# Brake pads



## Patman (May 7, 2011)

when seems a good time to replace. I am not one to wait until I hear the grinding but I have replaced @ 30000 mi on other cars. Pads were much cheaper. Now it looks like a good set or Ceramic pads are 60 - 100 clams. I noticed my pedal is down a little and don't know if adding brake fluid will help.


----------



## XtremeRevolution (Jan 19, 2012)

Patman said:


> when seems a good time to replace. I am not one to wait until I hear the grinding but I have replaced @ 30000 mi on other cars. Pads were much cheaper. Now it looks like a good set or Ceramic pads are 60 - 100 clams. I noticed my pedal is down a little and don't know if adding brake fluid will help.


How well are your rear drums adjusted?


----------



## Patman (May 7, 2011)

XtremeRevolution said:


> How well are your rear drums adjusted?


Did it once. Maybe need to do again. Only takes a few min to do.


----------



## XtremeRevolution (Jan 19, 2012)

Patman said:


> Did it once. Maybe need to do again. Only takes a few min to do.

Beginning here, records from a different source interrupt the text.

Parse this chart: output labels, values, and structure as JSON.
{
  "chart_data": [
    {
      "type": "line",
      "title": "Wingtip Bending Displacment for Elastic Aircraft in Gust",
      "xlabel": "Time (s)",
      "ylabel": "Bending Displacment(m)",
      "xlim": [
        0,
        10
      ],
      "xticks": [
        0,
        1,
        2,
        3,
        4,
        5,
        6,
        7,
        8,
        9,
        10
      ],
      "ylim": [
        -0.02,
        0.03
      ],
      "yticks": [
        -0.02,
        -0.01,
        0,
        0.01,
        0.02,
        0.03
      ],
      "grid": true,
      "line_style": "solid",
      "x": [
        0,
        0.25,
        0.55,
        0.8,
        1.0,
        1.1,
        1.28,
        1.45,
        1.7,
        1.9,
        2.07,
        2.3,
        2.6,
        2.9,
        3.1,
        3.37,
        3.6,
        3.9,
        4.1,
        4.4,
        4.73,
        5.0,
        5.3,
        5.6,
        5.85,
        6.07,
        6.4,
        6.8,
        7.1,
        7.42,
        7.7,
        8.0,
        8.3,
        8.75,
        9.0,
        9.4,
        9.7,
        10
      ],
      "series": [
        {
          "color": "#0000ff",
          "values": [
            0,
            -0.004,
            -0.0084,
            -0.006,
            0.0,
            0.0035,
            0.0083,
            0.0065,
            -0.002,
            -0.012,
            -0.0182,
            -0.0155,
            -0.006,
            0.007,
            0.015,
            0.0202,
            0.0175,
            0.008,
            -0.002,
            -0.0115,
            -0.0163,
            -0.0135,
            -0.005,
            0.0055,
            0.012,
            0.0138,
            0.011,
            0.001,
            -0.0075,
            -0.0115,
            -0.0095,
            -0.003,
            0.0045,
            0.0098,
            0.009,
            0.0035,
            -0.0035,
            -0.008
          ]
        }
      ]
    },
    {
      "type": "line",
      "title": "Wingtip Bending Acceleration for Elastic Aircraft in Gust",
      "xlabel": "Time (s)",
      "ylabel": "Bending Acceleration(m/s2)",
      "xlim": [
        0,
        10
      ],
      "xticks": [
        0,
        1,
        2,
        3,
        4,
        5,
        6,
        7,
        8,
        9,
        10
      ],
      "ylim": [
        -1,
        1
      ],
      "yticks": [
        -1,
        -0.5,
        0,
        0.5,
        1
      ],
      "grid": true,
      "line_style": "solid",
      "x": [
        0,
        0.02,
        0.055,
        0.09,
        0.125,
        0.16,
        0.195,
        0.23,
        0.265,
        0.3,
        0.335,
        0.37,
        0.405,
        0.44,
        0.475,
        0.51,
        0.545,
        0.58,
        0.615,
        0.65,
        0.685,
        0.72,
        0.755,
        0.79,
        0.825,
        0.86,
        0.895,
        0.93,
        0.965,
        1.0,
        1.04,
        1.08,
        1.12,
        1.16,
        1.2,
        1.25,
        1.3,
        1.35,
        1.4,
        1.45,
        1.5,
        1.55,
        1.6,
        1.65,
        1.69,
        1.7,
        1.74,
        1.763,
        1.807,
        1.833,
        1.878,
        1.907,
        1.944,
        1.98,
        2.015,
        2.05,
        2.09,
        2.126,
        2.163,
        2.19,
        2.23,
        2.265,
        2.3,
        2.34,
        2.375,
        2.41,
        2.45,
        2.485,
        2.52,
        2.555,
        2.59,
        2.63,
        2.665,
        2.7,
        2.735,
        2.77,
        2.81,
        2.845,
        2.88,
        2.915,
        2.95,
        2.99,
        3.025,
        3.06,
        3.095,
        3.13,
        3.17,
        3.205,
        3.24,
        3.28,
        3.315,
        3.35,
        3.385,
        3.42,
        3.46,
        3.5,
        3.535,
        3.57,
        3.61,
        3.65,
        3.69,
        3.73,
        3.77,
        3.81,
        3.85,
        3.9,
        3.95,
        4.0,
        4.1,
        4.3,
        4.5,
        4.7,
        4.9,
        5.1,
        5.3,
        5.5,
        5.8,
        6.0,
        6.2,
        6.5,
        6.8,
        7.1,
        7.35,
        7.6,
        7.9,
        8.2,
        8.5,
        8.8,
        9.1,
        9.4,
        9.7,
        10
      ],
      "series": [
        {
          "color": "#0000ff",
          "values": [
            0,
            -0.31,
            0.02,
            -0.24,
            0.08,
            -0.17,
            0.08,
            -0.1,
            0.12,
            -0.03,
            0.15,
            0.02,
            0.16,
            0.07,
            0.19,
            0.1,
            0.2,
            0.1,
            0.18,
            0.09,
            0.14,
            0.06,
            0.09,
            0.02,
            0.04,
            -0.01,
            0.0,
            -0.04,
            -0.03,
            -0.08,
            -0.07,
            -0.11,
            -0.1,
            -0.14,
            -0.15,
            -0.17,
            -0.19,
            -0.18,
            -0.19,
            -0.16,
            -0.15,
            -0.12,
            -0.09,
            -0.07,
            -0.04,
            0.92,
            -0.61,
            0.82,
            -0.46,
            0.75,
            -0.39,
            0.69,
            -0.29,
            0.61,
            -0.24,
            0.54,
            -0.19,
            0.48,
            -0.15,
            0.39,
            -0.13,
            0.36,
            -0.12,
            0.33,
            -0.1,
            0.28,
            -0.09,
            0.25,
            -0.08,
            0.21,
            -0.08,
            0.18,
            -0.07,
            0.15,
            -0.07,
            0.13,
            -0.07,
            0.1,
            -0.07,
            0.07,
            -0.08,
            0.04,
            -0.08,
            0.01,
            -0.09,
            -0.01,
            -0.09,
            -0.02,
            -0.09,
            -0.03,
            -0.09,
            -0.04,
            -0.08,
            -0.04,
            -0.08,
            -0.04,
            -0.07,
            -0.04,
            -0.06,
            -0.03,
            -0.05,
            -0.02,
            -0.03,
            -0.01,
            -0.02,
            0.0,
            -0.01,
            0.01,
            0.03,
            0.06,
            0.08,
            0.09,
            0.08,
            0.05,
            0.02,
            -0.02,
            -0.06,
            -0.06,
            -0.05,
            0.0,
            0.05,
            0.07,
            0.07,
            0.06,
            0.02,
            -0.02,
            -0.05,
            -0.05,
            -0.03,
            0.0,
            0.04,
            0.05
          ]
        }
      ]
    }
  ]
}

I'd check that first. Also shouldn't be too difficult to check how much pad life is left on the front just by looking at the pad thickness.


----------



## Blue Angel (Feb 18, 2011)

Patman said:


> I noticed my pedal is down a little and don't know if adding brake fluid will help.

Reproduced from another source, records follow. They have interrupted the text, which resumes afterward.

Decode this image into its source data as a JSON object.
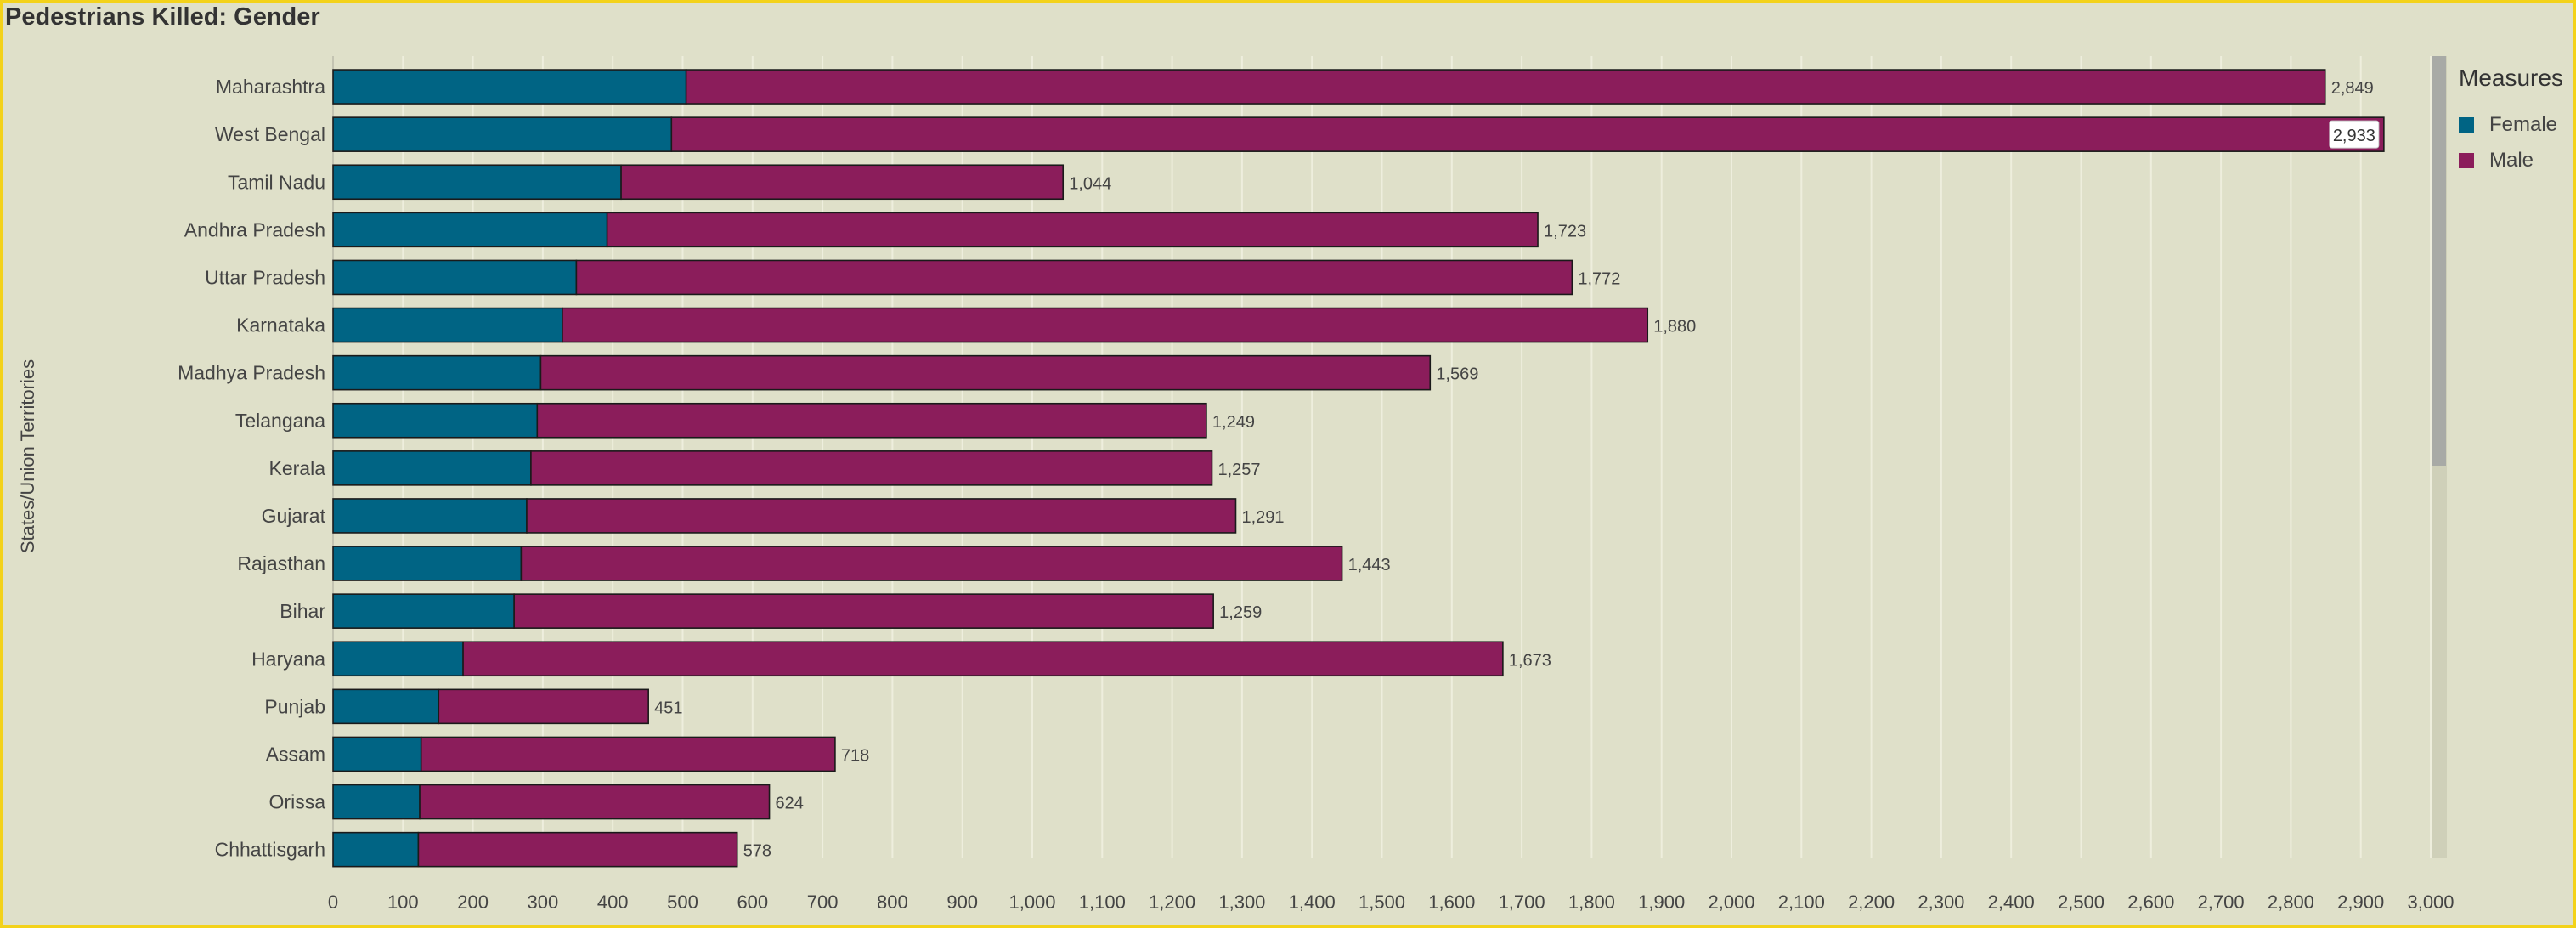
{
  "header": {
    "title": "Pedestrians Killed: Gender"
  },
  "legend": {
    "title": "Measures",
    "items": [
      {
        "label": "Female",
        "color": "#006484"
      },
      {
        "label": "Male",
        "color": "#8b1d5b"
      }
    ]
  },
  "chart_data": {
    "type": "bar",
    "orientation": "horizontal",
    "stacked": true,
    "title": "Pedestrians Killed: Gender",
    "xlabel": "",
    "ylabel": "States/Union Territories",
    "xlim": [
      0,
      3000
    ],
    "xticks": [
      0,
      100,
      200,
      300,
      400,
      500,
      600,
      700,
      800,
      900,
      1000,
      1100,
      1200,
      1300,
      1400,
      1500,
      1600,
      1700,
      1800,
      1900,
      2000,
      2100,
      2200,
      2300,
      2400,
      2500,
      2600,
      2700,
      2800,
      2900,
      3000
    ],
    "grid": true,
    "legend_position": "right",
    "categories": [
      "Maharashtra",
      "West Bengal",
      "Tamil Nadu",
      "Andhra Pradesh",
      "Uttar Pradesh",
      "Karnataka",
      "Madhya Pradesh",
      "Telangana",
      "Kerala",
      "Gujarat",
      "Rajasthan",
      "Bihar",
      "Haryana",
      "Punjab",
      "Assam",
      "Orissa",
      "Chhattisgarh"
    ],
    "series": [
      {
        "name": "Female",
        "color": "#006484",
        "values": [
          505,
          484,
          412,
          392,
          348,
          328,
          297,
          292,
          283,
          277,
          269,
          259,
          186,
          151,
          126,
          124,
          122
        ]
      },
      {
        "name": "Male",
        "color": "#8b1d5b",
        "values": [
          2344,
          2449,
          632,
          1331,
          1424,
          1552,
          1272,
          957,
          974,
          1014,
          1174,
          1000,
          1487,
          300,
          592,
          500,
          456
        ]
      }
    ],
    "totals": [
      2849,
      2933,
      1044,
      1723,
      1772,
      1880,
      1569,
      1249,
      1257,
      1291,
      1443,
      1259,
      1673,
      451,
      718,
      624,
      578
    ],
    "total_labels": [
      "2,849",
      "2,933",
      "1,044",
      "1,723",
      "1,772",
      "1,880",
      "1,569",
      "1,249",
      "1,257",
      "1,291",
      "1,443",
      "1,259",
      "1,673",
      "451",
      "718",
      "624",
      "578"
    ]
  }
}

Never EVER add brake fluid unless there's a confirmed leak! When you replace your worn pads and/or shoes the piston(s) in the calipers and wheel cylinders get pushed back in and displace the fluid back up into the master cylinder. If you top-up your brake fluid while your pads and shoes are worn the master cylinder can overflow when you have new pads/shoes installed. Brake fluid is nasty stuff... it eats paint and corrodes things, the last thing you need leaking under the hood.

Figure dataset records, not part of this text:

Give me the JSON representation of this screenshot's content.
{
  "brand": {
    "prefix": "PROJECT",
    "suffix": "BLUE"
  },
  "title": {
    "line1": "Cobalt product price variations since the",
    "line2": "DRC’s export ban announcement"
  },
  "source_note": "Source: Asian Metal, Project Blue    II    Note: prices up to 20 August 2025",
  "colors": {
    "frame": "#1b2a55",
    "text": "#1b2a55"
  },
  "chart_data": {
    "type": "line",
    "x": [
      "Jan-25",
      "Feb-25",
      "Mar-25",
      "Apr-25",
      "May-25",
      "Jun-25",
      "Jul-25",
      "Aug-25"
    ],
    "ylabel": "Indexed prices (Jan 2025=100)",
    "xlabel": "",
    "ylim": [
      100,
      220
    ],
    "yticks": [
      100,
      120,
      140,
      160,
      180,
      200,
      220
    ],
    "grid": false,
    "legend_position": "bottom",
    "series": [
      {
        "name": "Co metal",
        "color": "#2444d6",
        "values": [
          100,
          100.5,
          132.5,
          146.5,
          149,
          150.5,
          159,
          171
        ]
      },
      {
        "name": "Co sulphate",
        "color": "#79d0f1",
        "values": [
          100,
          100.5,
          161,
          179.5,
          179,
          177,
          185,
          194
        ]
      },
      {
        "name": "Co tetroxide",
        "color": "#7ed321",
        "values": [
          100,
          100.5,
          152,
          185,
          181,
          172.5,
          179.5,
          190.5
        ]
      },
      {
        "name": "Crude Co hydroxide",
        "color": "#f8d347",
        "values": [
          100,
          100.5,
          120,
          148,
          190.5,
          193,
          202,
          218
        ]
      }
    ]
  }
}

The only time I've ever added fluid to any of my cars is after replacing parts and having the system open, or after bleeding. If bleeding I always make sure to only fill the master cylinder to the level it was at when starting, no more.

On my car the e-brake handle was touching the armrest (armrest forward, handle up) until I adjusted the drums. That will be what I keep an eye on to tell me when they need re-adjusting.


----------